Politicians soon succumb to this deadly mixture which renders them incapable of making any sensible decisions among themselves
The Holy Roman Empire was finally laid to rest actually as a result of austerity, but let me explain further: austerity, from a-ustos, meaning ‘without wine’, was on this occasion a massive drought, which was so bad that the Tiber became a breeding ground for malaria, and that was curtains for the 1,500 year old ever-closer-union.
A mutant variant has now been uncovered in exactly the same spot, another 1,500 years on, which scientists have named the Euroaria.
This perilous virus apparently begins in the human ear, whence it was first called the Eararia, but when it was first revealed that for some strange reason it affected European politicians who didn’t listen to the people, to the markets, or to each other, the name morphed into Euroaria as they pursued their own constructivist follies.
Politicians soon succumb to this deadly mixture, however, which mercilessly for them but mercifully for their electorates, renders them incapable of making any sensible, even obvious, decisions among themselves.
Put under the microscope, scientists were at an immediate loss to explain how it works at all. It has many moving and unmoving parts, but the two get in each others’ way, so that all possible cohesion and traction onto hard real surfaces is lost and is transferred to the virus’s own body, as it seeks just to get bigger, but for no apparent reason. The breakthrough came when a leading scientist from Porton Down spotted that the virus had no head, which accounted for many unresolved issues.
Asked to describe what this meant in practice, he said: “Well, it’s analogous to a judge ordering prisoners to be given the vote. Or, as if Nelson at Trafalgar had run up the flags saying ‘England expects every woman to claim her rights!’ Or, as if Adam Smith had called his magnum opus ‘How to Destroy the Wealth of Nations!’ You just cannot explain its utter illogicality and its amorphous behaviour, which has no rhyme or reason to it.”
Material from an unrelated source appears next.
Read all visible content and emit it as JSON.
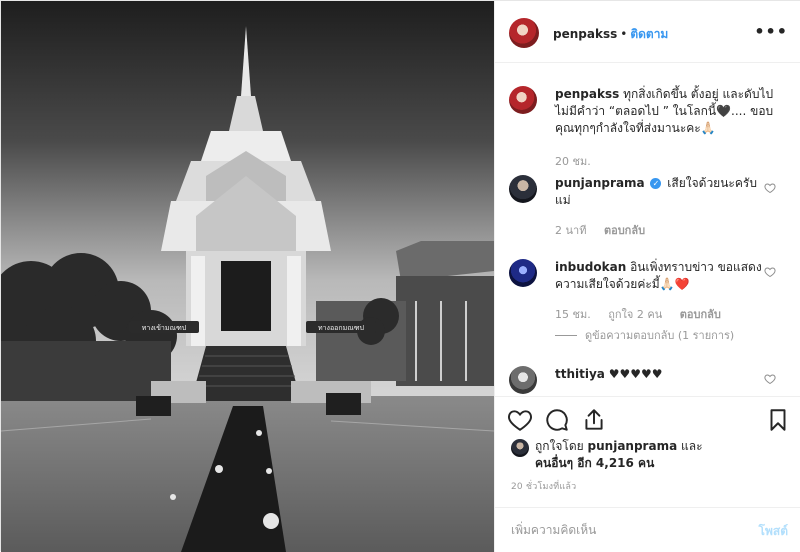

The German reaction has been to seek to disinter the remains of certain old Bourbons and Hapsburgs and Napoleon, to find out if this self-expanding virus existed in medieval and later times. The French are refusing to issue the necessary licences, unless the Germans do the same for the remains of Hitler. The Germans respond that he was an Austrian and so doesn’t count, and anyway his remains are buried under a multi-story car park in Madgeburg, and under the Bill of Rights it cannot be knocked down as it was built with Volksgelden. Meanwhile, the total paralysis continues, despite the ever-mounting threat.
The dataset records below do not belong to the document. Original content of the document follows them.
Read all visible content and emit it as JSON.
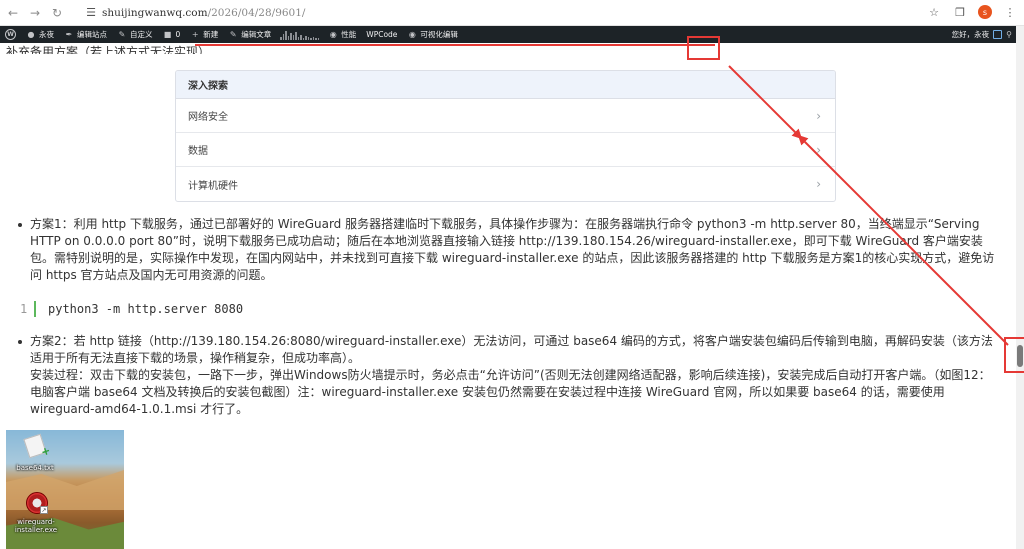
{
  "browser": {
    "url_host": "shuijingwanwq.com",
    "url_path": "/2026/04/28/9601/",
    "avatar_letter": "s"
  },
  "adminbar": {
    "items": [
      "永夜",
      "编辑站点",
      "自定义",
      "0",
      "新建",
      "编辑文章",
      "性能",
      "WPCode",
      "可视化编辑"
    ],
    "greeting": "您好，永夜"
  },
  "page": {
    "cut_heading": "补充备用方案（若上述方式无法实现）",
    "explore": {
      "title": "深入探索",
      "rows": [
        "网络安全",
        "数据",
        "计算机硬件"
      ]
    },
    "bullet1": "方案1：利用 http 下载服务，通过已部署好的 WireGuard 服务器搭建临时下载服务，具体操作步骤为：在服务器端执行命令 python3 -m http.server 80，当终端显示“Serving HTTP on 0.0.0.0 port 80”时，说明下载服务已成功启动；随后在本地浏览器直接输入链接 http://139.180.154.26/wireguard-installer.exe，即可下载 WireGuard 客户端安装包。需特别说明的是，实际操作中发现，在国内网站中，并未找到可直接下载 wireguard-installer.exe 的站点，因此该服务器搭建的 http 下载服务是方案1的核心实现方式，避免访问 https 官方站点及国内无可用资源的问题。",
    "code_line_no": "1",
    "code": "python3 -m http.server 8080",
    "bullet2_a": "方案2：若 http 链接（http://139.180.154.26:8080/wireguard-installer.exe）无法访问，可通过 base64 编码的方式，将客户端安装包编码后传输到电脑，再解码安装（该方法适用于所有无法直接下载的场景，操作稍复杂，但成功率高）。",
    "bullet2_b": "安装过程：双击下载的安装包，一路下一步，弹出Windows防火墙提示时，务必点击“允许访问”(否则无法创建网络适配器，影响后续连接)，安装完成后自动打开客户端。（如图12：电脑客户端 base64 文档及转换后的安装包截图）注：wireguard-installer.exe 安装包仍然需要在安装过程中连接 WireGuard 官网，所以如果要 base64 的话，需要使用 wireguard-amd64-1.0.1.msi 才行了。",
    "desktop": {
      "file1": "base64.txt",
      "file2_line1": "wireguard-",
      "file2_line2": "installer.exe"
    }
  },
  "colors": {
    "annotation": "#e53935",
    "adminbar_bg": "#1d2327"
  }
}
The man at the eye of the storm, Signor Burlesquoni, has postponed his usual weekend Bunga-Bunga party at his villa, and instead has ordered any economist who can add up and do subtraction at the same time to attend a urination, sorry ruination, of economists. “I intend to bang all their heads together and thrash out a solution!”, as he flashed that stupid septuagenarian grin, full of false hair and teeth, at his own media cameras, punching and high-fiving the virus-infused air.
Meanwhile, the British PM was sensibly helping himself to a cup of coffee from the unattended Gaggia machine, one of the last remaining exports from Italy, before it all finally ends, not with a bang but a whimper.